The record-low Sierra Nevada snowpack was another indication of the severity of California’s drought, which is affecting everything from agriculture to hydropower generation.
California’s Sierra Nevada mountains haven’t had this little snowpack since the days of Christopher Columbus.
That’s the finding of a new study released Monday indicating this year the state has seen its lowest snowpack in 500 years, and climate change may cause greater water shortages in the already drought-stricken, wildfire-ravaged state.
This past spring, the mountain range had just 5 percent of the average snowpack recorded in the second half of the 20th century, and scientists said the findings indicated “the 2015 low is unprecedented in the context of the past 500 years.”

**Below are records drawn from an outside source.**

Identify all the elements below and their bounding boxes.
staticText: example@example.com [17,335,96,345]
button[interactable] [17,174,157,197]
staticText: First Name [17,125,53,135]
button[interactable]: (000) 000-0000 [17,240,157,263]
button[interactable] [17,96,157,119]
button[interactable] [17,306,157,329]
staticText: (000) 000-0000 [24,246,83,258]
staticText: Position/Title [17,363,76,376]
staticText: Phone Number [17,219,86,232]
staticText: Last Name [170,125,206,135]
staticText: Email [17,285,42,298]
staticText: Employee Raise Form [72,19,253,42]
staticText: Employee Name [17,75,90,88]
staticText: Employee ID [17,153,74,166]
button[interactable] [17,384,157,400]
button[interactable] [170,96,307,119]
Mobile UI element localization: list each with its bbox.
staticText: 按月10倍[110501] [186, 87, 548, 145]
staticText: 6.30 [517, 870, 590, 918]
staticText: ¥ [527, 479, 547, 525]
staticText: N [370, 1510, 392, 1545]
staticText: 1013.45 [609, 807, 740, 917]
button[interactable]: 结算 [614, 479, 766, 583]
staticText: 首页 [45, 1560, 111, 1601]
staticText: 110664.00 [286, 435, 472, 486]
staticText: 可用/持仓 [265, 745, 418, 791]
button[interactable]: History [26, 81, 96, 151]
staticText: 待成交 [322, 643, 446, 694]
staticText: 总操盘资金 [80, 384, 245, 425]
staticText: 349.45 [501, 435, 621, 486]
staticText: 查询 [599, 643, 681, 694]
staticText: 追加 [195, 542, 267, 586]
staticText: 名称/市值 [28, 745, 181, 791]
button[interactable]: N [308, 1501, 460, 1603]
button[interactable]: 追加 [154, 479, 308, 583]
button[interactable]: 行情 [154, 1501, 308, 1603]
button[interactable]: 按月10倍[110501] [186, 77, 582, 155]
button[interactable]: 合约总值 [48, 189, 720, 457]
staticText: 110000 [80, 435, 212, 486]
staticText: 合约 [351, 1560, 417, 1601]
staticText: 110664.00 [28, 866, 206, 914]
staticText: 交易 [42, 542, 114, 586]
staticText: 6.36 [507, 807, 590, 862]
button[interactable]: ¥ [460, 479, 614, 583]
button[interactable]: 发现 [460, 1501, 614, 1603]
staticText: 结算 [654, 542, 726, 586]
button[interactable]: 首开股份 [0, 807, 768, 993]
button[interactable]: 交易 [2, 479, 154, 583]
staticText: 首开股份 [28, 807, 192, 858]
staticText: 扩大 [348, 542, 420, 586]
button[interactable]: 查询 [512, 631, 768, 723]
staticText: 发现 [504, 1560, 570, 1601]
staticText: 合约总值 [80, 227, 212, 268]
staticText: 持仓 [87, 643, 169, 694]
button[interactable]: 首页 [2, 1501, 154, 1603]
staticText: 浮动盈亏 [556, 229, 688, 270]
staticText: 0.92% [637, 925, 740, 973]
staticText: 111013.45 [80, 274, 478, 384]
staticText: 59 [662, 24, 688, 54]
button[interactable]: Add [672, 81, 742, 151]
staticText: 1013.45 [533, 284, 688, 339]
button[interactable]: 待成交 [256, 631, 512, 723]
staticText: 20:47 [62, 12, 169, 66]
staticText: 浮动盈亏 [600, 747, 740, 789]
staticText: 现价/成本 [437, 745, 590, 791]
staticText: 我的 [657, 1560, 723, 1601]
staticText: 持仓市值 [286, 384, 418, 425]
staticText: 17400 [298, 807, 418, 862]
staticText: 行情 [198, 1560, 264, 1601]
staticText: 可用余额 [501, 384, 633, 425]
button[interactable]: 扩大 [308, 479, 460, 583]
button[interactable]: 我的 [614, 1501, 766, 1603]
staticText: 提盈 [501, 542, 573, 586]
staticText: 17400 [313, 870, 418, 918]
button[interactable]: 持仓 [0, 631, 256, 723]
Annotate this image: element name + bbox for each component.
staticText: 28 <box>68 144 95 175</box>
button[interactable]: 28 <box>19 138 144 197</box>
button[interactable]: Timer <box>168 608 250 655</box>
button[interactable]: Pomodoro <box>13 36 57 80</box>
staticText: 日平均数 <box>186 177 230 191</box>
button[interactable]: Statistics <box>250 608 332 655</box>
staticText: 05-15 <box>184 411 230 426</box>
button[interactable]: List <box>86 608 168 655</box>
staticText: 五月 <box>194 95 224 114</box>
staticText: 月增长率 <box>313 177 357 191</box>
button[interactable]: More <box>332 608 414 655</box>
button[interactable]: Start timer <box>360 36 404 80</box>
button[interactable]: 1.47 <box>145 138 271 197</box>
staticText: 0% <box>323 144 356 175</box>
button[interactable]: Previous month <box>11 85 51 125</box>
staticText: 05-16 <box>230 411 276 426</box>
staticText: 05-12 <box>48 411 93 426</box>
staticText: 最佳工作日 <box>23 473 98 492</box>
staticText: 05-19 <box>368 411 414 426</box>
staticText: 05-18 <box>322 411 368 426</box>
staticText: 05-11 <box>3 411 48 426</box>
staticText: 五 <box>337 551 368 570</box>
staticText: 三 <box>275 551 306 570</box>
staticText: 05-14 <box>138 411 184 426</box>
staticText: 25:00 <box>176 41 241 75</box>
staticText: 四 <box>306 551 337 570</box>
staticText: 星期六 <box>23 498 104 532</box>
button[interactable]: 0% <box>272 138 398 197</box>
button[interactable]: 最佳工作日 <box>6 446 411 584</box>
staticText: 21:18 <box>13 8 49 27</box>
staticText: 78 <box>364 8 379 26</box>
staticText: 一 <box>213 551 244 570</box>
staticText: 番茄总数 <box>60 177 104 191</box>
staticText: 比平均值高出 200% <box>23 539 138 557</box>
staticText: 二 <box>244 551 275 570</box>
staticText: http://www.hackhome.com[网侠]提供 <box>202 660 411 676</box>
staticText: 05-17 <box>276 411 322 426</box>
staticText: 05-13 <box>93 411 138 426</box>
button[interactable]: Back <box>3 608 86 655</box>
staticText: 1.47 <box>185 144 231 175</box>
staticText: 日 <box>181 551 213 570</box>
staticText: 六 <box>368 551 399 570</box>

The study found that the depth of snow at 108 measuring stations in the Sierra Nevada on April 1 was just 2.3 inches in “snow water equivalent” – the depth of the water if the snow melted – against an average 27.5 inches from 1930-2014.
“We were expecting that 2015 would be extreme, but not like this,” said senior study author Valerie Trouet, a paleoclimatologist at the University of Arizona, in an interview with the Los Angeles Times.
“Sierra Nevada snowpack plays a critical role in replenishing the state’s water reservoirs and provides 30 percent of its water supply,” according to the study, led by the University of Arizona.